Au-delà du système énergétique, qui constitue bien l’usage principal des énergies fossiles (charbon, gaz et pétrole), le travail d’inventaire des auteurs a le mérite de tirer tout le fil de ce qu’un monde intégralement renouvelable signifierait. Car les énergies fossiles ne servent pas seulement à « produire » de l’énergie (pour se déplacer, se chauffer, faire tourner les usines…), elles permettent aussi de produire tout notre monde : biens manufacturés, alimentation avec engrais, mais encore et surtout les infrastructures (et c’est ce point qui est souvent occulté ou oublié dans les visions prospectives). De manière triviale, comment fabrique-t-on du solaire avec du solaire, des éoliennes avec des éoliennes ? C’est bien tout cela qu’il convient de considérer lorsque l’on veut tracer les contours de la transition énergétique, comme le sous-titre nous y invite.

La dernière partie de l’ouvrage est consacrée à dessiner les responsabilités des uns et des autres : gouvernements, citoyens, entreprises, collectivités, coopératives… Certains outils, comme la fiscalité environnementale ou les quotas carbone ou énergétiques, sont abordés, mais de manière trop rapide pour qu’un lecteur non averti en saisissent les principales implications (efficacité, solidarité, coercition…).

En conclusion, Richard Heinberg et David Fridley rappellent leurs principaux messages : tirer le fil de la transition revient à interroger l’ensemble de nos systèmes productifs et modes de vie ; tout est relié. Un monde massivement renouvelable sera un monde forcément moins énergivore. Les ressources fossiles ne doivent pas être allouées selon de simples principes de marché, à l’avenir, mais selon des choix politiques, notamment pour certains usages où les substitutions risquent de se révéler très difficiles (par exemple, pour le secteur agricole au détriment du tourisme aérien). Ce « triage » des énergies fossiles que les auteurs appellent de leurs vœux pourrait, sous une forme très pragmatique, être opéré via une fiscalité carbone différenciée selon les usages : ne pas taxer une unité énergétique uniquement en fonction de son contenu carbone, mais aussi en fonction de son utilité sociale.

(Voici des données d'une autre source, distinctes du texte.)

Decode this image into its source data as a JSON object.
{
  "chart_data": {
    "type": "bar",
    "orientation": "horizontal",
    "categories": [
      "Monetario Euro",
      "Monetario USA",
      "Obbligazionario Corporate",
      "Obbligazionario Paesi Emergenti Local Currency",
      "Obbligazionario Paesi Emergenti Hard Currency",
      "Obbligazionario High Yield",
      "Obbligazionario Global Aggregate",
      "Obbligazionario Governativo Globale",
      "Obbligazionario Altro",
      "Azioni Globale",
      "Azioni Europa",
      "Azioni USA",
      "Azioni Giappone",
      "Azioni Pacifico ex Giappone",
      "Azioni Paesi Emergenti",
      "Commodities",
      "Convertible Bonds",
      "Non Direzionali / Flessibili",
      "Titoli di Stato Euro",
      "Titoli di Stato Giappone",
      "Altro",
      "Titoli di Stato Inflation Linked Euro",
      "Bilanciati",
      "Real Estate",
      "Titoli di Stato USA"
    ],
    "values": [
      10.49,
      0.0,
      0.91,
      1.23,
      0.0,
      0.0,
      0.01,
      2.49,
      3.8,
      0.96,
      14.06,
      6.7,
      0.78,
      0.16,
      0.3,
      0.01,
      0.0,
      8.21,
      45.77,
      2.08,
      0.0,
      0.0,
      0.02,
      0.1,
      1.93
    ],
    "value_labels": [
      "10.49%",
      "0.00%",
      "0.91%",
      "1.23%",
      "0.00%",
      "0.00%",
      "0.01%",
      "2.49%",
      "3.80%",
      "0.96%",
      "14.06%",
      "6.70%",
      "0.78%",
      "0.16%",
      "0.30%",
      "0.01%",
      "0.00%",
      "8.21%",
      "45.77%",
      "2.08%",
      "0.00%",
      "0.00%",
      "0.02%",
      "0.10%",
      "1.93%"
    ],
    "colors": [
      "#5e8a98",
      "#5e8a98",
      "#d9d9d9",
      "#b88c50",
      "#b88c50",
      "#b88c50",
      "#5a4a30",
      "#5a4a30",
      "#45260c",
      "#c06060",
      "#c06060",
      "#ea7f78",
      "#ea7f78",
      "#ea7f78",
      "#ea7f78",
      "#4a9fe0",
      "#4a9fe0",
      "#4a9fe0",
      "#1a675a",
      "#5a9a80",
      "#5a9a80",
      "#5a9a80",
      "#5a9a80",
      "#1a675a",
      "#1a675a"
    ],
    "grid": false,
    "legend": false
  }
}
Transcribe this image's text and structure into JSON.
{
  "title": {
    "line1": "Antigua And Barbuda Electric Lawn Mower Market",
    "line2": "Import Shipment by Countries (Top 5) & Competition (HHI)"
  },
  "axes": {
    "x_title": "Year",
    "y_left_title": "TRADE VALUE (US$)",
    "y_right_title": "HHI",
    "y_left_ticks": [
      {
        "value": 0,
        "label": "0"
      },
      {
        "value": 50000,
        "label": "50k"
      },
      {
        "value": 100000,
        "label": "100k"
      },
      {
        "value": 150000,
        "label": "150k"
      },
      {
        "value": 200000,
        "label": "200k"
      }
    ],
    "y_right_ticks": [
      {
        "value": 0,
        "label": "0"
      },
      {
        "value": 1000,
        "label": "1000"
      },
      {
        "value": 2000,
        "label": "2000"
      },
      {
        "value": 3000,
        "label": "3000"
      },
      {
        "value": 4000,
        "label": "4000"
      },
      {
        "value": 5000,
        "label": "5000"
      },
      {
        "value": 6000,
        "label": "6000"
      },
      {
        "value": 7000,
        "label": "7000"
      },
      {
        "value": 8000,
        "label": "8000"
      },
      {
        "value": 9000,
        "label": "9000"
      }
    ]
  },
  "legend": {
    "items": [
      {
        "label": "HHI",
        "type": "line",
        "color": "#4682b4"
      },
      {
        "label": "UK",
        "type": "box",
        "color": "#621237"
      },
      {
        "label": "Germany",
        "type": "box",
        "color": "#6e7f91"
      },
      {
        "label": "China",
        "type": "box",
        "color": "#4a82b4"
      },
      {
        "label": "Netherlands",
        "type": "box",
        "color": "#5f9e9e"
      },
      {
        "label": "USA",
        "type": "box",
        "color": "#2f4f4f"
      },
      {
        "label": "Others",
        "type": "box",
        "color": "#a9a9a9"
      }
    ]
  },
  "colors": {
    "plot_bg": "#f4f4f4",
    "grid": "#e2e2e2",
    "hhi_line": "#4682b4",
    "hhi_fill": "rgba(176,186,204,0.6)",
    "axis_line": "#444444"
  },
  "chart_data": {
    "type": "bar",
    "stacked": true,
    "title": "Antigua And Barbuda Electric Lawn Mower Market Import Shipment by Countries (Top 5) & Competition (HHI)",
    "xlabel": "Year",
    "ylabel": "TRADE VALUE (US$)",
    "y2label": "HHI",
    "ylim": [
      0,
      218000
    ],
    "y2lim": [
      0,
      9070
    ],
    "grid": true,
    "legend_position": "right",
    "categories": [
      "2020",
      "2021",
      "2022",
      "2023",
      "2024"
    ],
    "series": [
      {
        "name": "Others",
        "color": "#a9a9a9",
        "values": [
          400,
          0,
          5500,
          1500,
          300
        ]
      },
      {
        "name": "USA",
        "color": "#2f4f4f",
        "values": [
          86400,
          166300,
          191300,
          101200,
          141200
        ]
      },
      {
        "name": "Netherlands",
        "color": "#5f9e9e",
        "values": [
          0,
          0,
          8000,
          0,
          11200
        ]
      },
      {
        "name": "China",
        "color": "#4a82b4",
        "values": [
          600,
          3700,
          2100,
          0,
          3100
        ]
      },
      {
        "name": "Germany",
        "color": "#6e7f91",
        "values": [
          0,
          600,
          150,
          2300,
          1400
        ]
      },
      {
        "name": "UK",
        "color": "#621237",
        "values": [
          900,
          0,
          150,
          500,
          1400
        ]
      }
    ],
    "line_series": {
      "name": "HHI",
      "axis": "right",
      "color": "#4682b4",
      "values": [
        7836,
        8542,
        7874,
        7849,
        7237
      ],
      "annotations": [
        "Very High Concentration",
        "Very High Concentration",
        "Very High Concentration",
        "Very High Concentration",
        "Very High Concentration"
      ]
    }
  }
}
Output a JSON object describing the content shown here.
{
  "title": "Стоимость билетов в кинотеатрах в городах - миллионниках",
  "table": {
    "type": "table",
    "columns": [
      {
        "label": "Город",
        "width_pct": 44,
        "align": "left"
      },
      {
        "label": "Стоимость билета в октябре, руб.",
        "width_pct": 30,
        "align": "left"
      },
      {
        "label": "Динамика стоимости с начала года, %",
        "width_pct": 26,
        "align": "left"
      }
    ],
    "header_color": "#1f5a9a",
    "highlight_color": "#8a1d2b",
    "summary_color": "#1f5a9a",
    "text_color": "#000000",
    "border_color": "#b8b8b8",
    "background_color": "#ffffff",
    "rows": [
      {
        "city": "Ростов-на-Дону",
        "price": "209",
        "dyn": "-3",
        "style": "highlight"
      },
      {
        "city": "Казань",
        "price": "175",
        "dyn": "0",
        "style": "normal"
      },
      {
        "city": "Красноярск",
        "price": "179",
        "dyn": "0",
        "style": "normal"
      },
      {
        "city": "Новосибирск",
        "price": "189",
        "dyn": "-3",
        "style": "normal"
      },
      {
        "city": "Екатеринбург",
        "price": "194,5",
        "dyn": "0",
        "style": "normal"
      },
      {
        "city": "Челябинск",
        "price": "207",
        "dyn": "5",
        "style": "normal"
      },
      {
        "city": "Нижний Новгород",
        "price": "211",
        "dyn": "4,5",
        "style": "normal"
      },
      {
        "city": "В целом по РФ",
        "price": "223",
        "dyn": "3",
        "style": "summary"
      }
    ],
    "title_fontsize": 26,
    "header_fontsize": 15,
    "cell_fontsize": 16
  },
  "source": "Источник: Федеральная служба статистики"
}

Les auteurs constituent des voix intéressantes, notamment dans un moment où les engagements nord-américains dans la transition sont plus que mis à mal. L’ouvrage ayant été écrit en version anglaise en 2016, dans une version actualisée en 2021, on peut se demander comment les auteurs regarderaient les dernières années passées à l’aune de leurs attentes et ambitions présentes dans Un Futur renouvelable.



[1]Our Renewable Future: Laying the Path for One Hundred Percent Clean Energy, Santa Rosa, Californie : Post Carbon Institute, 2016.